Looking back, we can see that the '70s, long derided as an arid period for music, established the roots of electronic music, hip-hop and dance music, laid the platform for the post-punk and industrial genres of the '80s and provided the seeds for ambient. And most of that was first done in cities like Dusseldorf by men like Rother.

If you've bought music in the past twenty-five to thirty years, the chances are you've bought something influenced by Rother or his compatriots, whether it's Radiohead (who picked up Neu! and Harmonia ideas in their career-redefining albums Kid A and Amnesiac), David Bowie (who wanted Neu! to be his backing band for late '70s albums Low, "Heroes" and Lodger), Aphex Twin, Wilco, U2 or Sonic Youth (who wrote Two Cool Rock Chicks Listening To Neu!).

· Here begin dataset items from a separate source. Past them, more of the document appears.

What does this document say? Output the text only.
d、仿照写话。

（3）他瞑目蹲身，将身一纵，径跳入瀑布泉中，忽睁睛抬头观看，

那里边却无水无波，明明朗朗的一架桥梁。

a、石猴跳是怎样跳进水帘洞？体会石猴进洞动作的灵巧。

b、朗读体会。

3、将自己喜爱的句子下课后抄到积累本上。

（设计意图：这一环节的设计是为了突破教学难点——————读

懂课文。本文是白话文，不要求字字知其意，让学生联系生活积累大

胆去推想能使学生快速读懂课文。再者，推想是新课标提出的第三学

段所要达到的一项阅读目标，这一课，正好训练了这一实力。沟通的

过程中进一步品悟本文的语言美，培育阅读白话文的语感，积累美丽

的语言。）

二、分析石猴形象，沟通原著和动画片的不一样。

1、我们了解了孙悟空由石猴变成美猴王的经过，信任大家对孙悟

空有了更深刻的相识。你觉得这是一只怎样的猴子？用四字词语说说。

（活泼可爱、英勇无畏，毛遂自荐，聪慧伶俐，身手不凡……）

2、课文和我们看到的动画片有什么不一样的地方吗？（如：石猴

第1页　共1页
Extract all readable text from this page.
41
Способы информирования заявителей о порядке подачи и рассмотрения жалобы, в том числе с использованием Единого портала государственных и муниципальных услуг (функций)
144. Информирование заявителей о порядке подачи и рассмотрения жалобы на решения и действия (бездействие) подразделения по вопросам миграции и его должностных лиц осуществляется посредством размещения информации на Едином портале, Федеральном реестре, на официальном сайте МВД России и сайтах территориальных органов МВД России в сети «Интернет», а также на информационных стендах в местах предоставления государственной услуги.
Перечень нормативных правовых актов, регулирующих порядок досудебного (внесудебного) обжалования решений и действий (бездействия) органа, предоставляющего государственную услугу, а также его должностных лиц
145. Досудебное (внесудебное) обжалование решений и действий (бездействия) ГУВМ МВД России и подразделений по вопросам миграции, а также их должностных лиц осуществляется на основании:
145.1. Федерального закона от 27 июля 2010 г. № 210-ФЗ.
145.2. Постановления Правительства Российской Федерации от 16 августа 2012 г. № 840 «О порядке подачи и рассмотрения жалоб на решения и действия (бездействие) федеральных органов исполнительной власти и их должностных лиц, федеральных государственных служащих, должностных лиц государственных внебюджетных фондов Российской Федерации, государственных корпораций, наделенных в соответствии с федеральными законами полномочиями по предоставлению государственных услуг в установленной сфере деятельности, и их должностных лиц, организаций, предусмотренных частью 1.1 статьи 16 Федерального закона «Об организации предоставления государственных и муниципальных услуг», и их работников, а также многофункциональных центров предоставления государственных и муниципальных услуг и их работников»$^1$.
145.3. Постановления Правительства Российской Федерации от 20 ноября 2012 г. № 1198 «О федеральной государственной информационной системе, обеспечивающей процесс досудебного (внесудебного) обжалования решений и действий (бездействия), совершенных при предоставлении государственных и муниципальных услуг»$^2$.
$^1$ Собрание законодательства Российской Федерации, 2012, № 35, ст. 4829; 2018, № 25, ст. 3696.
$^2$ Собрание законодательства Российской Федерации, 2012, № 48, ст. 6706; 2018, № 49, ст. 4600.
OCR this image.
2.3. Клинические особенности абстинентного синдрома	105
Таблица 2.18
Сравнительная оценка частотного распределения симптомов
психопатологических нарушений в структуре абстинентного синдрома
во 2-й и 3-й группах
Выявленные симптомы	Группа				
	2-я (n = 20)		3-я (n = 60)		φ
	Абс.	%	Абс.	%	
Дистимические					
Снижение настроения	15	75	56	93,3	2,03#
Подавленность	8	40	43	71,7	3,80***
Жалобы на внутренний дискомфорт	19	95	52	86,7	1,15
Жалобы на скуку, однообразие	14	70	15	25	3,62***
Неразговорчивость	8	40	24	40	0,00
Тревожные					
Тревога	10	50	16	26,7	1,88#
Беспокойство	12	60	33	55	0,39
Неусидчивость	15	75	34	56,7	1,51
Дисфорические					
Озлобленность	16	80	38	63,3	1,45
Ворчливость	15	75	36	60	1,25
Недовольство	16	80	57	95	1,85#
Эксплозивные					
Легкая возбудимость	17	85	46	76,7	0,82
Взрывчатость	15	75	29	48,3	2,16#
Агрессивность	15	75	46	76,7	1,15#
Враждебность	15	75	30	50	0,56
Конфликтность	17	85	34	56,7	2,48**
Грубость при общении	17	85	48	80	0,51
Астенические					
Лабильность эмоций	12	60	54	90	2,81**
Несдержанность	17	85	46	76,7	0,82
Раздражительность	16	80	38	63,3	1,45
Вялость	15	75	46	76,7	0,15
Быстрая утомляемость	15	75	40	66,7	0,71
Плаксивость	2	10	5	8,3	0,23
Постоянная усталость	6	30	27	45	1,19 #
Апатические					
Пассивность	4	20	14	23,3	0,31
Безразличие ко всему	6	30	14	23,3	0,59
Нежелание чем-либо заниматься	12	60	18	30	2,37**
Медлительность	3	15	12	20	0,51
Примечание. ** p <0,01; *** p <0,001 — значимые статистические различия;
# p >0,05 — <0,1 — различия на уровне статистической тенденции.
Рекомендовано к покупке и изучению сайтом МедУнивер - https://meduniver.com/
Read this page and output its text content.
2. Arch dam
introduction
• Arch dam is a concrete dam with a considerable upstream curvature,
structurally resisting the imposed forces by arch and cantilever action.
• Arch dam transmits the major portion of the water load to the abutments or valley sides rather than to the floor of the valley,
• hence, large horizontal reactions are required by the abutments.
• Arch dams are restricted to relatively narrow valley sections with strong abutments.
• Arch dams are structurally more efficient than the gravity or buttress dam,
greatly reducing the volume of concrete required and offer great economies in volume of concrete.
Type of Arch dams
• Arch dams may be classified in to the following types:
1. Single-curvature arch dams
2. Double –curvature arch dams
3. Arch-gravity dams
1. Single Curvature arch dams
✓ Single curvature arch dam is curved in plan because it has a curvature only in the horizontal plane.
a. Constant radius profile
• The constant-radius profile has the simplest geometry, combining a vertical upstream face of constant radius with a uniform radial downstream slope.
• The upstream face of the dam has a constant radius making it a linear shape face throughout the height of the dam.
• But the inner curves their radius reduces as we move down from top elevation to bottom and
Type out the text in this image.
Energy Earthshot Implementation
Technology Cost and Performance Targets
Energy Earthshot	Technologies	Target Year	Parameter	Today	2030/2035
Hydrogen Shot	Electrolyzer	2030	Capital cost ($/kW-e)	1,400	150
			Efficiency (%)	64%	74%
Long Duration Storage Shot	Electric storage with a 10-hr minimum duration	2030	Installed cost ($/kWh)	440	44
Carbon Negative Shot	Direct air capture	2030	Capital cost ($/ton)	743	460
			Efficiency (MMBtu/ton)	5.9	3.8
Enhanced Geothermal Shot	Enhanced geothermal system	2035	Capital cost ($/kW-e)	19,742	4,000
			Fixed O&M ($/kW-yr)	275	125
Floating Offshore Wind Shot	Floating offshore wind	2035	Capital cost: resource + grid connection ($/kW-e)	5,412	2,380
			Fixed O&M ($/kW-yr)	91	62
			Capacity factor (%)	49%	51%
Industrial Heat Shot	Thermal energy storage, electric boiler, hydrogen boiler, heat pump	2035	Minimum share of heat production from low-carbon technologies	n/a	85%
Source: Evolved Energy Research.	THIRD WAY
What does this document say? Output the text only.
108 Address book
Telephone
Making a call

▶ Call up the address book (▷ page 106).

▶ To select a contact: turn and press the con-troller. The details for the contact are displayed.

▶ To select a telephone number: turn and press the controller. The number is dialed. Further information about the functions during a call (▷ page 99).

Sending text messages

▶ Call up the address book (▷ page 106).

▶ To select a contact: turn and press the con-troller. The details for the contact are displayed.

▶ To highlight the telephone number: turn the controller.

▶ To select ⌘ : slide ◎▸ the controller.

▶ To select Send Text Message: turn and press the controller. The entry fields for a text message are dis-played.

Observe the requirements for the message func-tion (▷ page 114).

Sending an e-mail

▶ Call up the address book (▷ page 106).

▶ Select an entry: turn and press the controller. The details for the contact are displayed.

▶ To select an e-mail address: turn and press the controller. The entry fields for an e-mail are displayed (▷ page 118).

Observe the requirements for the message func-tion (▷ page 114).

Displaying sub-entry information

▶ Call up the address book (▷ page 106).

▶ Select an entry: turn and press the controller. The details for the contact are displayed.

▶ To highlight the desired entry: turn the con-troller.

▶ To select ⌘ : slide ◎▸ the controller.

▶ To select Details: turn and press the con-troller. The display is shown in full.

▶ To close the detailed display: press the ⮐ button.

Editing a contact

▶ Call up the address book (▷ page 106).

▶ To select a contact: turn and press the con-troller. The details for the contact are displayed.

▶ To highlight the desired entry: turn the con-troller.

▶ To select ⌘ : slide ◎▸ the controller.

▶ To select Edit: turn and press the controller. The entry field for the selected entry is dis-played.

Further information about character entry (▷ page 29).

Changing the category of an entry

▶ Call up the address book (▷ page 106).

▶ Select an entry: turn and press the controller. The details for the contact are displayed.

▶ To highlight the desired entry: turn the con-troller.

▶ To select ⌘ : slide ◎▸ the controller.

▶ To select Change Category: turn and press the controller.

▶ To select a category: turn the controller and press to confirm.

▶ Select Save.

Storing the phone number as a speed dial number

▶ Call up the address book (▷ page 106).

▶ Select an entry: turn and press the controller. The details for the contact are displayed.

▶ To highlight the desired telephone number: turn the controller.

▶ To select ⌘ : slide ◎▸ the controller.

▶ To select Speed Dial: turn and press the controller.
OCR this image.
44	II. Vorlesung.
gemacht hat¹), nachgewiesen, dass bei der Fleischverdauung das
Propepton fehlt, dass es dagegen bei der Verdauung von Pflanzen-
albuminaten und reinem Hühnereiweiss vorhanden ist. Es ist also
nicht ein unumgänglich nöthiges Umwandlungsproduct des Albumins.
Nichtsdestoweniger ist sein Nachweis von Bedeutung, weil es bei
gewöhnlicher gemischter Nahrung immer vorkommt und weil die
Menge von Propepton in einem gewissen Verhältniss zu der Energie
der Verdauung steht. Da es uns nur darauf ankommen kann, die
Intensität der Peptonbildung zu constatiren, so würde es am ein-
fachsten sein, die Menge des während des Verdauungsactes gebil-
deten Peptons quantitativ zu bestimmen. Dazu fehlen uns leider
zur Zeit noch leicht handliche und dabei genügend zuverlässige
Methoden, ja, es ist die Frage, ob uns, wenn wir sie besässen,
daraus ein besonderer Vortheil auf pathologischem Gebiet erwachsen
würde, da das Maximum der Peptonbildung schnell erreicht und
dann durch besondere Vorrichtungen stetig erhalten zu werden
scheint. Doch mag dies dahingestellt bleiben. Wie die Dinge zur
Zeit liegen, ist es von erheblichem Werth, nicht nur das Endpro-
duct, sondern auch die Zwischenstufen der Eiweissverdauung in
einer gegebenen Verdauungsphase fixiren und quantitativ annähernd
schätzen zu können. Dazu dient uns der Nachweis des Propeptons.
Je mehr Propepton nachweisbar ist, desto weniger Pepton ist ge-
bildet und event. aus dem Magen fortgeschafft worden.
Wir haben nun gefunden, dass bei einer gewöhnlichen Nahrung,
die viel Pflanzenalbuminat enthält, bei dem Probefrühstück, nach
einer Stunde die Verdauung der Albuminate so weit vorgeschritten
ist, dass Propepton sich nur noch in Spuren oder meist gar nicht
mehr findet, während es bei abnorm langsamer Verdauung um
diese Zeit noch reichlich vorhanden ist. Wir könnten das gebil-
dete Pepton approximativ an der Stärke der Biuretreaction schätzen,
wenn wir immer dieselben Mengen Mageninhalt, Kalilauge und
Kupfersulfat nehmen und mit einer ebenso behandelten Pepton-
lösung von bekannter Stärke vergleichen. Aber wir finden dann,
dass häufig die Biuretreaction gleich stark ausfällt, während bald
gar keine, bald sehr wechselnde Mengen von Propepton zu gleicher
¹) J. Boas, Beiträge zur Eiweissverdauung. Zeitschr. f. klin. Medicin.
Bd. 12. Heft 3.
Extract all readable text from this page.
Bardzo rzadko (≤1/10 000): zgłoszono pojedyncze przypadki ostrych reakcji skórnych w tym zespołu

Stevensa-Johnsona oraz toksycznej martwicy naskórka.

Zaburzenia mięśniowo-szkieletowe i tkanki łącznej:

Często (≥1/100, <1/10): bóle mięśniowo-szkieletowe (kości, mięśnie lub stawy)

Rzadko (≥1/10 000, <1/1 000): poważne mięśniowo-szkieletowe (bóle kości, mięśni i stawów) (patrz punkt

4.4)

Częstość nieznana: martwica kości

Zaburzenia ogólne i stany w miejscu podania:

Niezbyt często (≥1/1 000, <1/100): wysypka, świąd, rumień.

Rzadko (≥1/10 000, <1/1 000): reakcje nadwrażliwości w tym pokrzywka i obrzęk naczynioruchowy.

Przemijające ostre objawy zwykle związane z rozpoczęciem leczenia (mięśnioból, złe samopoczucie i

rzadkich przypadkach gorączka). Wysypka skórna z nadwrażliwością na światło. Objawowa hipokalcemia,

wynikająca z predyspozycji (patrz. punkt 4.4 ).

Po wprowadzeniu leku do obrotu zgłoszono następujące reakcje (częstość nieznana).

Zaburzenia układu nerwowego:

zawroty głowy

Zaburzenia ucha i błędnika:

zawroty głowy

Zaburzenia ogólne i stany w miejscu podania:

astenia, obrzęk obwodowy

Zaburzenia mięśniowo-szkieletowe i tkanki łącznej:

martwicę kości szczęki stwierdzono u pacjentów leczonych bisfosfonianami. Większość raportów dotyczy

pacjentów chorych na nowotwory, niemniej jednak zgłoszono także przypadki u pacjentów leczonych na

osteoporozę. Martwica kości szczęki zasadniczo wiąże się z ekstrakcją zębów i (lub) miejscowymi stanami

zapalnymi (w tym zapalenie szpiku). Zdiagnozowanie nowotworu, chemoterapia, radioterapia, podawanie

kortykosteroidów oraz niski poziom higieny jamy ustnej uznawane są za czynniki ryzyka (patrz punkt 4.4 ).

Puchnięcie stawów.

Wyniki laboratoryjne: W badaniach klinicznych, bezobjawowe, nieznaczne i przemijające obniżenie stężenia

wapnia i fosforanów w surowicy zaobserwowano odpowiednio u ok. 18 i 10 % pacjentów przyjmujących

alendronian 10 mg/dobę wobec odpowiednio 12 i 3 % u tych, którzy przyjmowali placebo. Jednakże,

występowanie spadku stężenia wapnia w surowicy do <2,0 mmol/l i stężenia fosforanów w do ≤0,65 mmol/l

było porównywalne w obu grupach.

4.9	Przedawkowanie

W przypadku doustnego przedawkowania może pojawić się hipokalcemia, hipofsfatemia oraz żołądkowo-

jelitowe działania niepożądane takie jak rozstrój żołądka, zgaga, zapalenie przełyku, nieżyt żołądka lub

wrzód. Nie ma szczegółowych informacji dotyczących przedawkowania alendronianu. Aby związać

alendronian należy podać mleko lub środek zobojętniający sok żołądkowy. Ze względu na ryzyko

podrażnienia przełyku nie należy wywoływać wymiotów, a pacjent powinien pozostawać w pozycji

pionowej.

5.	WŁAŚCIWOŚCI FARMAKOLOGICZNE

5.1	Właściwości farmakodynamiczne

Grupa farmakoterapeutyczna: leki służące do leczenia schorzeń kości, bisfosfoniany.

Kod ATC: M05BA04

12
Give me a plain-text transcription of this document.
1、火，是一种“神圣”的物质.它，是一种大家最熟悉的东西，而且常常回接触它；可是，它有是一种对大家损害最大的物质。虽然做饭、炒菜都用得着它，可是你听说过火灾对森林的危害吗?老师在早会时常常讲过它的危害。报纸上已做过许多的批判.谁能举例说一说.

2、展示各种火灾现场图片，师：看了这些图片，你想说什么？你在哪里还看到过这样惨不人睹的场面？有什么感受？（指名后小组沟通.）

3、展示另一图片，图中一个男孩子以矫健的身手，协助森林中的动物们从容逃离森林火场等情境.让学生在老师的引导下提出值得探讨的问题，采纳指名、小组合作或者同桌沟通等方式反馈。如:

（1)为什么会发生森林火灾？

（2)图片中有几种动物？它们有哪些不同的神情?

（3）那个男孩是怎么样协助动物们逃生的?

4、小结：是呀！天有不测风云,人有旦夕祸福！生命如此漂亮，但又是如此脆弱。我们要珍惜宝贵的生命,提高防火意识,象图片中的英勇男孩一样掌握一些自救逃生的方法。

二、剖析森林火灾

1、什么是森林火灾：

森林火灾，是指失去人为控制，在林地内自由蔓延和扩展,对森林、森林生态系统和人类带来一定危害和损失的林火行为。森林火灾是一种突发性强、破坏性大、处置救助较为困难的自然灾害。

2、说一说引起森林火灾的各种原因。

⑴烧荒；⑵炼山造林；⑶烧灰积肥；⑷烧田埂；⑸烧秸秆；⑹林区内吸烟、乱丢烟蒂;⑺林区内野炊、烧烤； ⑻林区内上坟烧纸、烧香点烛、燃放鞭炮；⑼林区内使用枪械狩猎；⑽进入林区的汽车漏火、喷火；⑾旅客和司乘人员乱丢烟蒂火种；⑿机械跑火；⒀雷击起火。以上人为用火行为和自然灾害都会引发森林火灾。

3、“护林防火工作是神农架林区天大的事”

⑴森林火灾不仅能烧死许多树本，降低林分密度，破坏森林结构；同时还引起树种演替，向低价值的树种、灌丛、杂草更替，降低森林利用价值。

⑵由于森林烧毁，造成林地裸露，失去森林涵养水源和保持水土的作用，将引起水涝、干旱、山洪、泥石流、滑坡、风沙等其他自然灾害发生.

Rother was vaguely aware of some of this but had always been so caught up in his own work that he found it a shock when confronted by it.

"It took me some years before I noticed that people outside of Germany had grown up listing to our music," he says. "A friend took me to a concert of [Anglo-French electronic/avant-garde band] Stereolab. I didn't know the band or their music and when we were listening to the music I looked at my friend and I said: 'What's going on, am I listening to myself?' They made some very beautiful music, I liked it, but it was very strange to hear this echo of our ideas."

Michael Rother, with Dieter Moebius and Hans Lampe, plays at the Oxford Art Factory tomorrow.